Tout a commencé lorsque Anthropic, créateurs de Claude, ont refusé de céder aux exigences du Pentagone. Le ministère de la Défense exigeait de lever toutes les restrictions sur l’utilisation de l’IA pour la surveillance de masse et les armes autonomes. Anthropic a choisi la voie de la principauté et a refusé, même si cela concernait un contrat de 200 millions de dollars. Un risque sérieux pour toute entreprise, mais ils ont mis la question de l’éthique au-dessus du profit financier.

En réponse, le Pentagone n’a pas fait dans la dentelle. Anthropic a été officiellement classée comme une menace pour la sécurité de la chaîne d’approvisionnement, ce qui leur a pratiquement fermé l’accès aux projets militaires. On aurait pu penser que c’était la fin de l’histoire.

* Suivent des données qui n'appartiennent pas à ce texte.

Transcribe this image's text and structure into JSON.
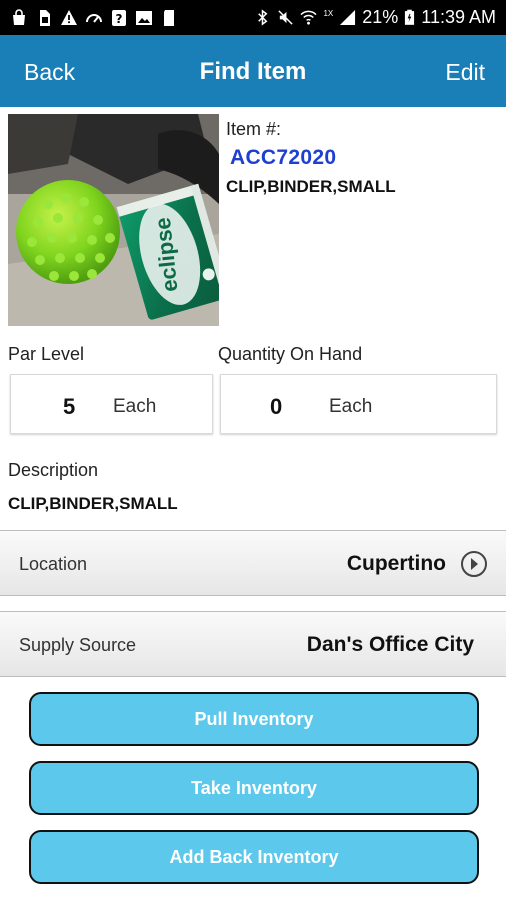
{
  "status_bar": {
    "battery_percent": "21%",
    "time": "11:39 AM",
    "network_label": "1X"
  },
  "nav": {
    "back_label": "Back",
    "title": "Find Item",
    "edit_label": "Edit"
  },
  "item": {
    "number_label": "Item #:",
    "number": "ACC72020",
    "name": "CLIP,BINDER,SMALL"
  },
  "par_level": {
    "label": "Par Level",
    "value": "5",
    "unit": "Each"
  },
  "quantity_on_hand": {
    "label": "Quantity On Hand",
    "value": "0",
    "unit": "Each"
  },
  "description": {
    "label": "Description",
    "text": "CLIP,BINDER,SMALL"
  },
  "location": {
    "label": "Location",
    "value": "Cupertino"
  },
  "supply_source": {
    "label": "Supply Source",
    "value": "Dan's Office City"
  },
  "actions": {
    "pull": "Pull Inventory",
    "take": "Take Inventory",
    "add_back": "Add Back Inventory"
  },
  "photo": {
    "brand_text": "eclipse"
  },
  "colors": {
    "nav_bar": "#1a7fb6",
    "item_number": "#1e3fd0",
    "action_button": "#5bc8ec"
  }
}
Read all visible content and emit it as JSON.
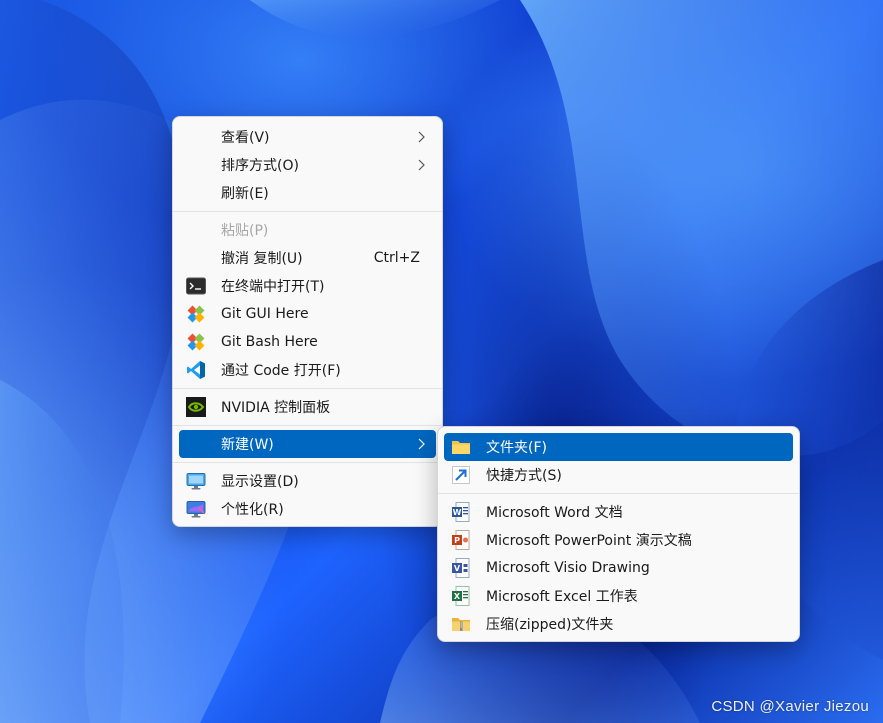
{
  "context_menu": {
    "items": [
      {
        "label": "查看(V)",
        "submenu": true
      },
      {
        "label": "排序方式(O)",
        "submenu": true
      },
      {
        "label": "刷新(E)"
      },
      {
        "label": "粘贴(P)",
        "disabled": true
      },
      {
        "label": "撤消 复制(U)",
        "shortcut": "Ctrl+Z"
      },
      {
        "label": "在终端中打开(T)",
        "icon": "terminal-icon"
      },
      {
        "label": "Git GUI Here",
        "icon": "git-gui-icon"
      },
      {
        "label": "Git Bash Here",
        "icon": "git-bash-icon"
      },
      {
        "label": "通过 Code 打开(F)",
        "icon": "vscode-icon"
      },
      {
        "label": "NVIDIA 控制面板",
        "icon": "nvidia-icon"
      },
      {
        "label": "新建(W)",
        "submenu": true,
        "selected": true
      },
      {
        "label": "显示设置(D)",
        "icon": "display-settings-icon"
      },
      {
        "label": "个性化(R)",
        "icon": "personalize-icon"
      }
    ]
  },
  "new_submenu": {
    "items": [
      {
        "label": "文件夹(F)",
        "icon": "folder-icon",
        "selected": true
      },
      {
        "label": "快捷方式(S)",
        "icon": "shortcut-icon"
      },
      {
        "label": "Microsoft Word 文档",
        "icon": "word-icon"
      },
      {
        "label": "Microsoft PowerPoint 演示文稿",
        "icon": "powerpoint-icon"
      },
      {
        "label": "Microsoft Visio Drawing",
        "icon": "visio-icon"
      },
      {
        "label": "Microsoft Excel 工作表",
        "icon": "excel-icon"
      },
      {
        "label": "压缩(zipped)文件夹",
        "icon": "zip-folder-icon"
      }
    ]
  },
  "watermark": "CSDN @Xavier Jiezou",
  "colors": {
    "selection": "#0067c0",
    "menu_background": "#f9f9f9",
    "disabled_text": "#a6a6a6"
  }
}
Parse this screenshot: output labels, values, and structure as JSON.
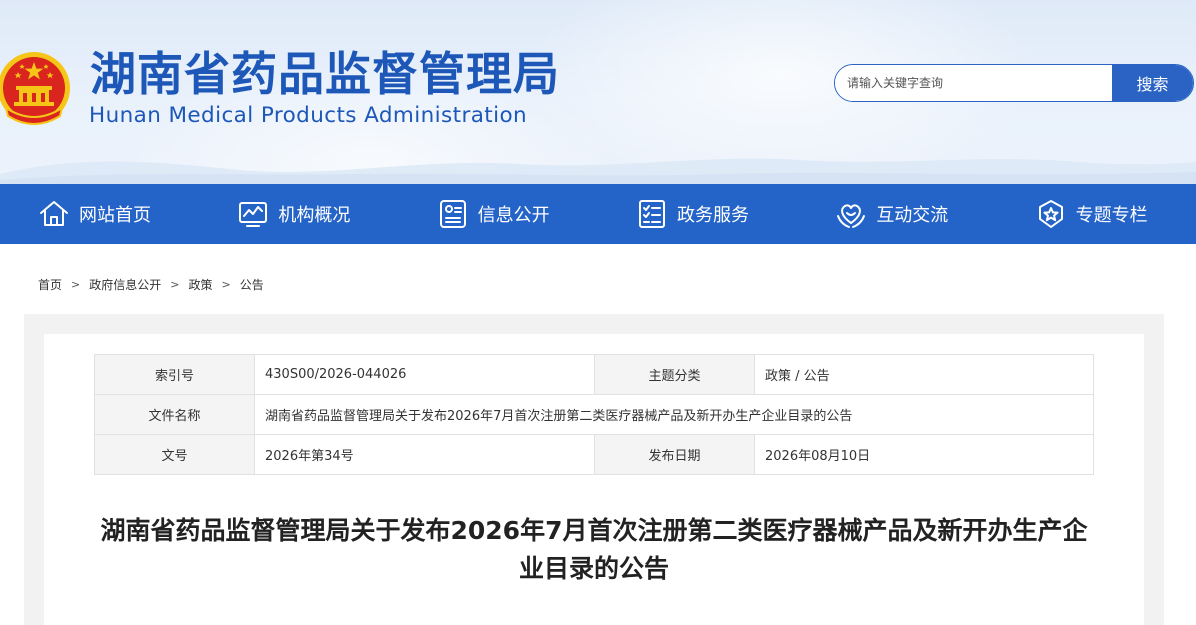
{
  "header": {
    "title": "湖南省药品监督管理局",
    "subtitle": "Hunan Medical Products Administration",
    "emblem_icon": "national-emblem-icon"
  },
  "search": {
    "placeholder": "请输入关键字查询",
    "button_label": "搜索"
  },
  "nav": {
    "items": [
      {
        "label": "网站首页",
        "icon": "home-icon"
      },
      {
        "label": "机构概况",
        "icon": "chart-monitor-icon"
      },
      {
        "label": "信息公开",
        "icon": "info-card-icon"
      },
      {
        "label": "政务服务",
        "icon": "checklist-icon"
      },
      {
        "label": "互动交流",
        "icon": "heart-hands-icon"
      },
      {
        "label": "专题专栏",
        "icon": "star-badge-icon"
      }
    ]
  },
  "breadcrumb": {
    "items": [
      "首页",
      "政府信息公开",
      "政策",
      "公告"
    ],
    "separator": ">"
  },
  "meta": {
    "index_label": "索引号",
    "index_value": "430S00/2026-044026",
    "category_label": "主题分类",
    "category_value": "政策 / 公告",
    "filename_label": "文件名称",
    "filename_value": "湖南省药品监督管理局关于发布2026年7月首次注册第二类医疗器械产品及新开办生产企业目录的公告",
    "docno_label": "文号",
    "docno_value": "2026年第34号",
    "date_label": "发布日期",
    "date_value": "2026年08月10日"
  },
  "document": {
    "title": "湖南省药品监督管理局关于发布2026年7月首次注册第二类医疗器械产品及新开办生产企业目录的公告"
  },
  "colors": {
    "brand_blue": "#1d57b8",
    "nav_blue": "#2463c8",
    "emblem_red": "#d9251d",
    "emblem_gold": "#f5c518"
  }
}
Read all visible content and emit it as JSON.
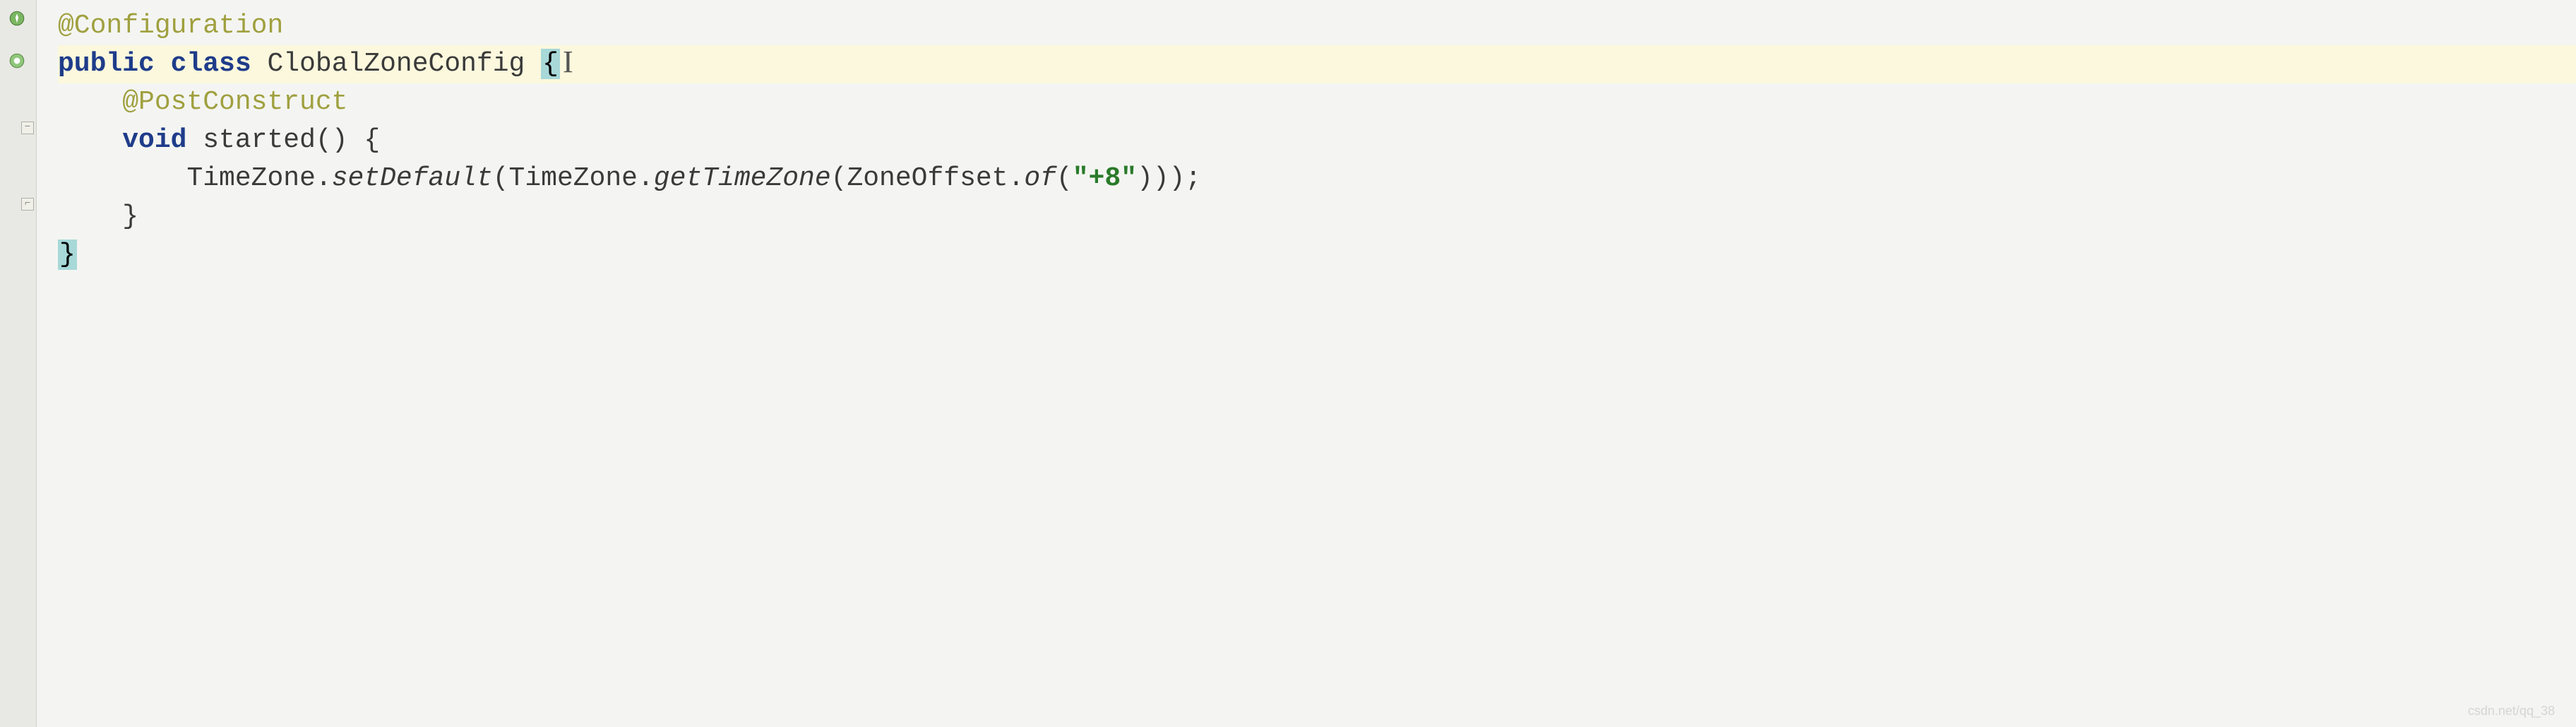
{
  "code": {
    "line1": {
      "annotation": "@Configuration"
    },
    "line2": {
      "kw_public": "public",
      "kw_class": "class",
      "class_name": "ClobalZoneConfig",
      "brace_open": "{"
    },
    "line3": {
      "annotation": "@PostConstruct"
    },
    "line4": {
      "kw_void": "void",
      "method_name": "started",
      "parens": "()",
      "brace_open": "{"
    },
    "line5": {
      "tz_class": "TimeZone",
      "dot1": ".",
      "setDefault": "setDefault",
      "paren_open1": "(",
      "tz_class2": "TimeZone",
      "dot2": ".",
      "getTimeZone": "getTimeZone",
      "paren_open2": "(",
      "zoneOffset": "ZoneOffset",
      "dot3": ".",
      "of": "of",
      "paren_open3": "(",
      "string_val": "\"+8\"",
      "close": ")));"
    },
    "line6": {
      "brace_close": "}"
    },
    "line7": {
      "brace_close": "}"
    }
  },
  "cursor_glyph": "I",
  "watermark": "csdn.net/qq_38"
}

Mais c’est ici que commence la partie la plus intéressante. OpenAI, qui semblait initialement être un allié d’Anthropic en matière d’éthique, a soudainement signé un contrat avec le Pentagone dans des conditions similaires. Sauf qu’OpenAI n’a pas garanti de respecter les restrictions. En gros, ils ont pris la place laissée vacante par Anthropic, mais sans cette même principauté.

C’est un bon exemple de la façon dont fonctionne le vrai business. Les belles paroles sur l’éthique sonnent bien, jusqu’à ce qu’une proposition sérieuse se présente. Lorsqu’il y a de l’argent sur la table, les priorités peuvent changer. OpenAI a montré que, pour elle, l’éthique dans ses relations avec l’État était moins importante que les opportunités contractuelles.

La situation reflète la tension croissante dans l’industrie de l’IA. D’un côté, les entreprises parlent de développement responsable des technologies et de cadres éthiques. De l’autre, les structures gouvernementales poussent à l’expansion des capacités, et la concurrence entre entreprises les pousse à faire des compromis avec leurs propres principes. La question de l’éthique devient de plus en plus complexe, surtout lorsqu’il s’agit d’applications militaires de l’IA et de contrats étatiques de grande envergure.